2. Michael B. Jordan as Eric ‘Killmonger’ Stevens in Black Panther
It only took a decade, but the Marvel Cinematic Universe finally coughed out not one, but two villains in 2018 that were as rich, detailed, and complex as their heroes.** Josh Brolin’s Thanos barely missed the cut, but no such doubt exists for Jordan’s revelatory Killmonger. Working with his longtime directorial partner Ryan Coogler, Jordan is nothing less than a force of nature, owning every second he is on screen with a mix of righteous fury and psychopathic charm. The deluge of ‘Killmonger was right’ memes is partially due to how well-shaded (and politically convincing) his arguments were, but a great deal of that credit goes too to Jordan’s performance, be it the cold anger in his eyes when he claims his birthright, the vulnerability he exudes in a dream sequence with his dead father, or (in a personal favourite) the sheer perfection of the way he languidly drawls ‘hey Auntie’, a two-word dose of reality into the candy-coloured MCU and an unforgettable introduction of an indelible character and actor into popular culture.

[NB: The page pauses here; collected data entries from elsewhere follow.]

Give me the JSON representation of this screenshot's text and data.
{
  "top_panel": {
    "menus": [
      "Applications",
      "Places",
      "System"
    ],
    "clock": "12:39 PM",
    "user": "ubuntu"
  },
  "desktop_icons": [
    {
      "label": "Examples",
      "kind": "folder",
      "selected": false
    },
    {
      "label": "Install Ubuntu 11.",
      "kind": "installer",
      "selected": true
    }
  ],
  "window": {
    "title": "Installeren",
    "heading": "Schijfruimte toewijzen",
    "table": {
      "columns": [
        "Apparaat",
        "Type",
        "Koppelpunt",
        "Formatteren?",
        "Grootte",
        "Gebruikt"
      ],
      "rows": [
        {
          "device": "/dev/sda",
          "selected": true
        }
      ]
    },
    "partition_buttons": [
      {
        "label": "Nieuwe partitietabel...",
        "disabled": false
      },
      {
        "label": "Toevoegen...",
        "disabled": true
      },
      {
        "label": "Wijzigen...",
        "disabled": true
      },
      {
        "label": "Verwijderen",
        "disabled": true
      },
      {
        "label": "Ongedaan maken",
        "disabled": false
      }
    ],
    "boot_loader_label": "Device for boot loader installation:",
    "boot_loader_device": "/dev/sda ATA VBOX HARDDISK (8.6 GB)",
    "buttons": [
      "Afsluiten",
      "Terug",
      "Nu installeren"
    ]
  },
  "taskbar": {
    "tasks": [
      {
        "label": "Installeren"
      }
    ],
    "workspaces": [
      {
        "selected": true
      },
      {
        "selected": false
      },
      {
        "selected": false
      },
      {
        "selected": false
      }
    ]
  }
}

3. Daniel Kaluuya as Jatemme Manning in Widows
As a fan of Daniel Kaluuya’s since his time on British telly (I never watched Skins, but loved him in Psychoville and the ‘Fifteen Million Merits’ episode of Black Mirror), the last few years have been good ones. Kaluuya has always been a real duck of an actor – able to project a total sense of prenatural cool while emotions race madly beneath the surface, which is a pretty good summary of his breakout role in Get Out. In Widows, however, that effortless cool is still there, but this time, there is nothing remotely human beneath, only an almost childlike glee at heaping violence and misery onto others. Kaluuya and McQueen do an amazing job at transmuting the former’s calmness into a terrifying psychopathy, turning those usual sleepy eyes and beaming smile into a chilling rictus. It’s often a slightly cheap tactic to take a beloved onscreen presence and make him an ax-crazy villain***, but one reason why it is used so much is because when it works, as it does in this case, it really, really works.
Honourable Mention: Josh Hamilton in Eighth Grade
Lost in all the acclaim (including my own) for the two ingenues involved in Eighth Grade (first-time director Bo Burnham and fifteen-year-old star Elsie Fisher) is the fantastic performance from long-time character actor Josh Hamilton. As Kayla’s haplessly uncool father Mark, Hamilton has a rather immense task – to be both part of the problem and part of the solution when it comes to his daughter’s teenage anxiety. In this, Hamilton completely nails it, giving a richly textured performance of a man who is trying so hard to understand his daughter but is always unable to because, well, he’s not a teenage girl. Still, Hamilton gives Mark Day a real sense of morose dad-dignity, and he always exudes a sense of care and concern. The fireside dialogue scene between Mark and Kayla is one of the finest scenes in film this year, and Hamilton’s warm, steady performance is one of the many reasons why it (and the rest of the film) feels so empathetic and real. It is a supporting performance in every sense of the word, quietly subtle and unshowy, but the whole movie would collapse without it.
Sometime next week – The Top 20 Movies of 2018
*And the only reason why I think that new Joker movie might actually turn out to be any good.
**We all love Loki, but complex he is not.
***Off the top of my head – Tom Cruise in Collateral, Robin Williams in One Hour Photo, Albert Brooks in Drive, Jake Gyllenhaal in Nightcrawler, Heath Ledger in The Dark Knight, and of course, the O.G., Henry Fonda in Once Upon A Time In The West.